The Donald J. Trump Foundation has agreed to dissolve under judicial supervision amid an ongoing lawsuit concerning its finances, according to a document filed Tuesday in Manhattan Supreme Court by the New York state Attorney General's office.
The dissolution of President Donald Trump's charity resolves one element of the attorney general's civil lawsuit against the foundation, which includes claims that the President and his children violated campaign finance laws and abused its tax-exempt status.
The lawsuit will continue in court because it also seeks two other outcomes: $2.8 million in restitution, plus penalties, and a ban on Trump and his three eldest children serving on the board of any other New York nonprofit.

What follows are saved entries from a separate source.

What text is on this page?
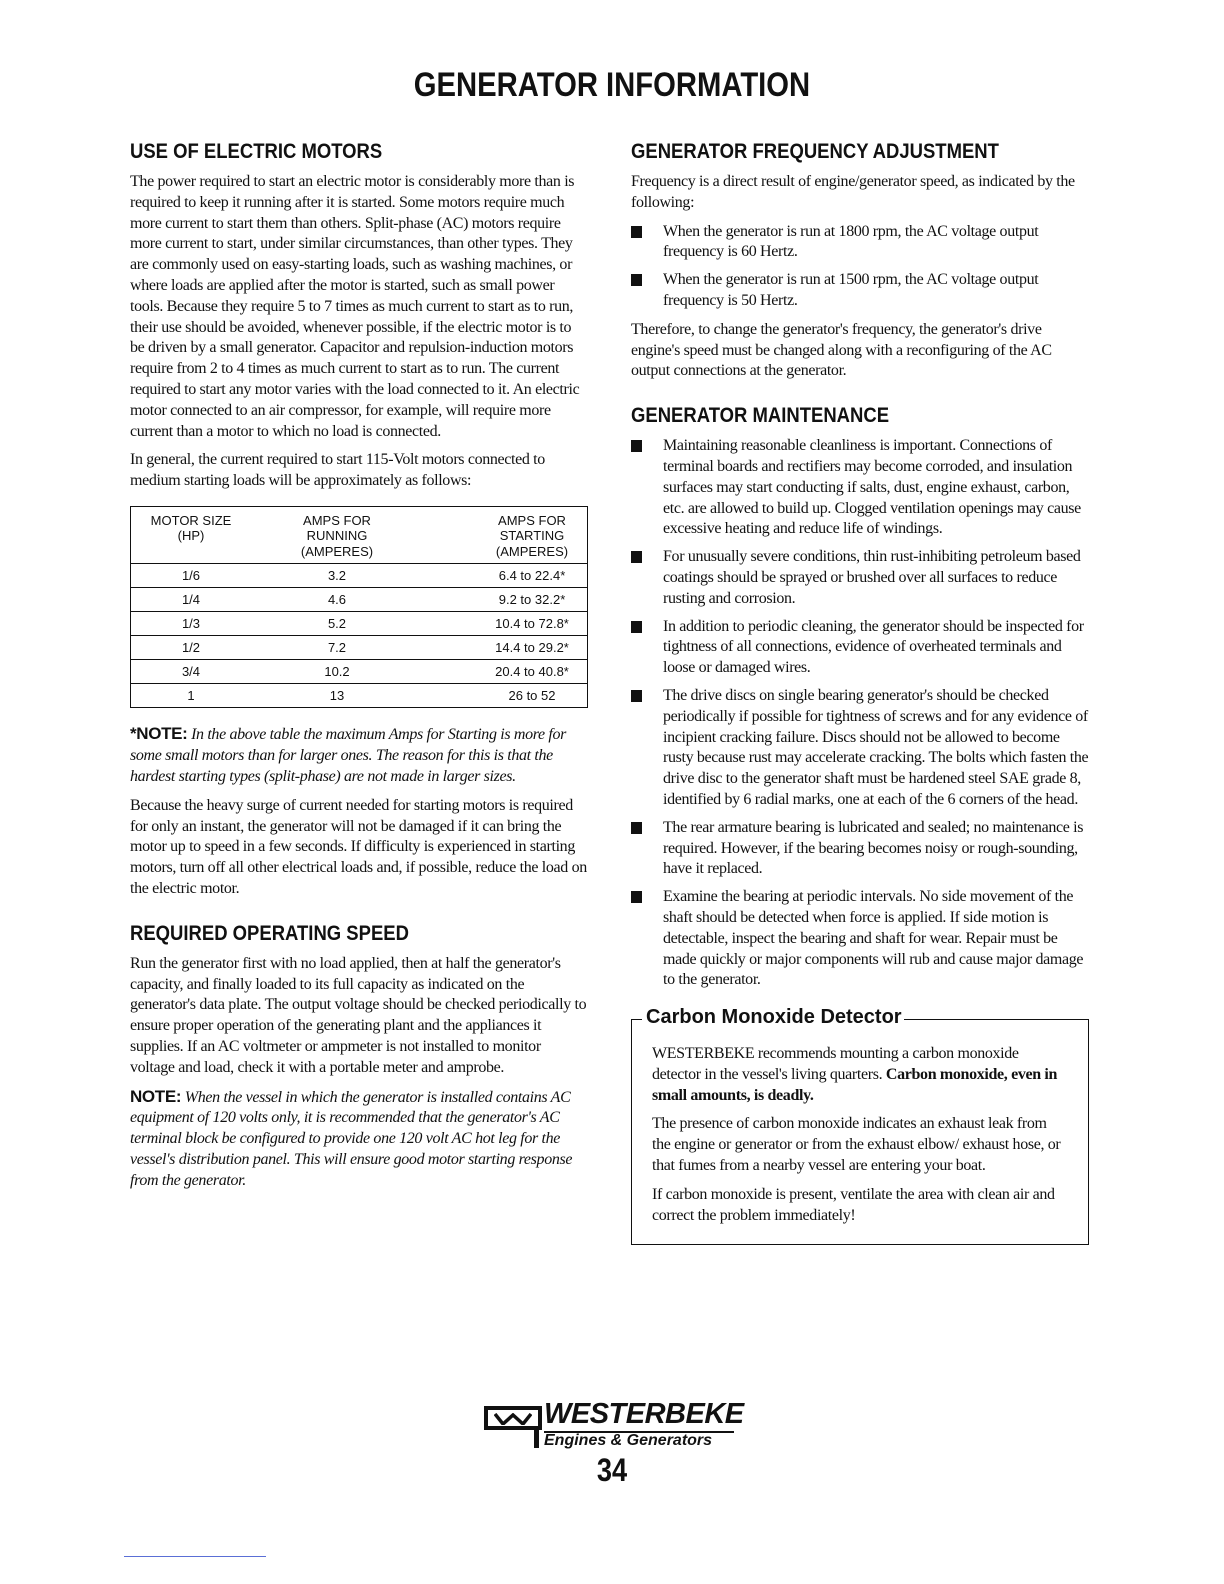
GENERATOR INFORMATION
USE OF ELECTRIC MOTORS

The power required to start an electric motor is considerably more than is required to keep it running after it is started. Some motors require much more current to start them than others. Split-phase (AC) motors require more current to start, under similar circumstances, than other types. They are commonly used on easy-starting loads, such as washing machines, or where loads are applied after the motor is started, such as small power tools. Because they require 5 to 7 times as much current to start as to run, their use should be avoided, whenever possible, if the electric motor is to be driven by a small generator. Capacitor and repulsion-induction motors require from 2 to 4 times as much current to start as to run. The current required to start any motor varies with the load connected to it. An electric motor connected to an air compressor, for example, will require more current than a motor to which no load is connected.

In general, the current required to start 115-Volt motors connected to medium starting loads will be approximately as follows:

MOTOR SIZE
(HP)	AMPS FOR
RUNNING
(AMPERES)	AMPS FOR
STARTING
(AMPERES)
1/6	3.2	6.4 to 22.4*
1/4	4.6	9.2 to 32.2*
1/3	5.2	10.4 to 72.8*
1/2	7.2	14.4 to 29.2*
3/4	10.2	20.4 to 40.8*
1	13	26 to 52

*NOTE: In the above table the maximum Amps for Starting is more for some small motors than for larger ones. The reason for this is that the hardest starting types (split-phase) are not made in larger sizes.

Because the heavy surge of current needed for starting motors is required for only an instant, the generator will not be damaged if it can bring the motor up to speed in a few seconds. If difficulty is experienced in starting motors, turn off all other electrical loads and, if possible, reduce the load on the electric motor.

REQUIRED OPERATING SPEED

Run the generator first with no load applied, then at half the generator's capacity, and finally loaded to its full capacity as indicated on the generator's data plate. The output voltage should be checked periodically to ensure proper operation of the generating plant and the appliances it supplies. If an AC voltmeter or ampmeter is not installed to monitor voltage and load, check it with a portable meter and amprobe.

NOTE: When the vessel in which the generator is installed contains AC equipment of 120 volts only, it is recommended that the generator's AC terminal block be configured to provide one 120 volt AC hot leg for the vessel's distribution panel. This will ensure good motor starting response from the generator.

GENERATOR FREQUENCY ADJUSTMENT

Frequency is a direct result of engine/generator speed, as indicated by the following:

When the generator is run at 1800 rpm, the AC voltage output frequency is 60 Hertz.
When the generator is run at 1500 rpm, the AC voltage output frequency is 50 Hertz.

Therefore, to change the generator's frequency, the generator's drive engine's speed must be changed along with a reconfiguring of the AC output connections at the generator.

GENERATOR MAINTENANCE
Maintaining reasonable cleanliness is important. Connections of terminal boards and rectifiers may become corroded, and insulation surfaces may start conducting if salts, dust, engine exhaust, carbon, etc. are allowed to build up. Clogged ventilation openings may cause excessive heating and reduce life of windings.
For unusually severe conditions, thin rust-inhibiting petroleum based coatings should be sprayed or brushed over all surfaces to reduce rusting and corrosion.
In addition to periodic cleaning, the generator should be inspected for tightness of all connections, evidence of overheated terminals and loose or damaged wires.
The drive discs on single bearing generator's should be checked periodically if possible for tightness of screws and for any evidence of incipient cracking failure. Discs should not be allowed to become rusty because rust may accelerate cracking. The bolts which fasten the drive disc to the generator shaft must be hardened steel SAE grade 8, identified by 6 radial marks, one at each of the 6 corners of the head.
The rear armature bearing is lubricated and sealed; no maintenance is required. However, if the bearing becomes noisy or rough-sounding, have it replaced.
Examine the bearing at periodic intervals. No side movement of the shaft should be detected when force is applied. If side motion is detectable, inspect the bearing and shaft for wear. Repair must be made quickly or major components will rub and cause major damage to the generator.
Carbon Monoxide Detector

WESTERBEKE recommends mounting a carbon monoxide detector in the vessel's living quarters. Carbon monoxide, even in small amounts, is deadly.

The presence of carbon monoxide indicates an exhaust leak from the engine or generator or from the exhaust elbow/ exhaust hose, or that fumes from a nearby vessel are entering your boat.

If carbon monoxide is present, ventilate the area with clean air and correct the problem immediately!

WESTERBEKE
Engines & Generators
34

The agreement to dissolve, signed by both the foundation and Attorney General Barbara Underwood's office, also allows the attorney general's office to review the recipients of the charity's assets. The most recent tax return filed by the foundation listed its net assets at slightly more than $1.7 million.
"Our petition detailed a shocking pattern of illegality involving the Trump Foundation -- including unlawful coordination with the Trump presidential campaign, repeated and willful self-dealing, and much more. This amounted to the Trump Foundation functioning as little more than a checkbook to serve Mr. Trump's business and political interests," Underwood said in a statement Tuesday.
"This is an important victory for the rule of law, making clear that there is one set of rules for everyone," Underwood said. "We'll continue to move our suit forward to ensure that the Trump Foundation and its directors are held to account for their clear and repeated violations of state and federal law."
An attorney for the Foundation, Alan Futerfas, declined to comment on the agreement.
The judge overseeing the lawsuit must approve the stipulation in order for it to go into effect and will oversee the dissolution of the foundation. The stipulation comes after a November ruling by Justice Saliann Scarpulla that allowed the lawsuit to move forward, denying a motion by the foundation to dismiss the case.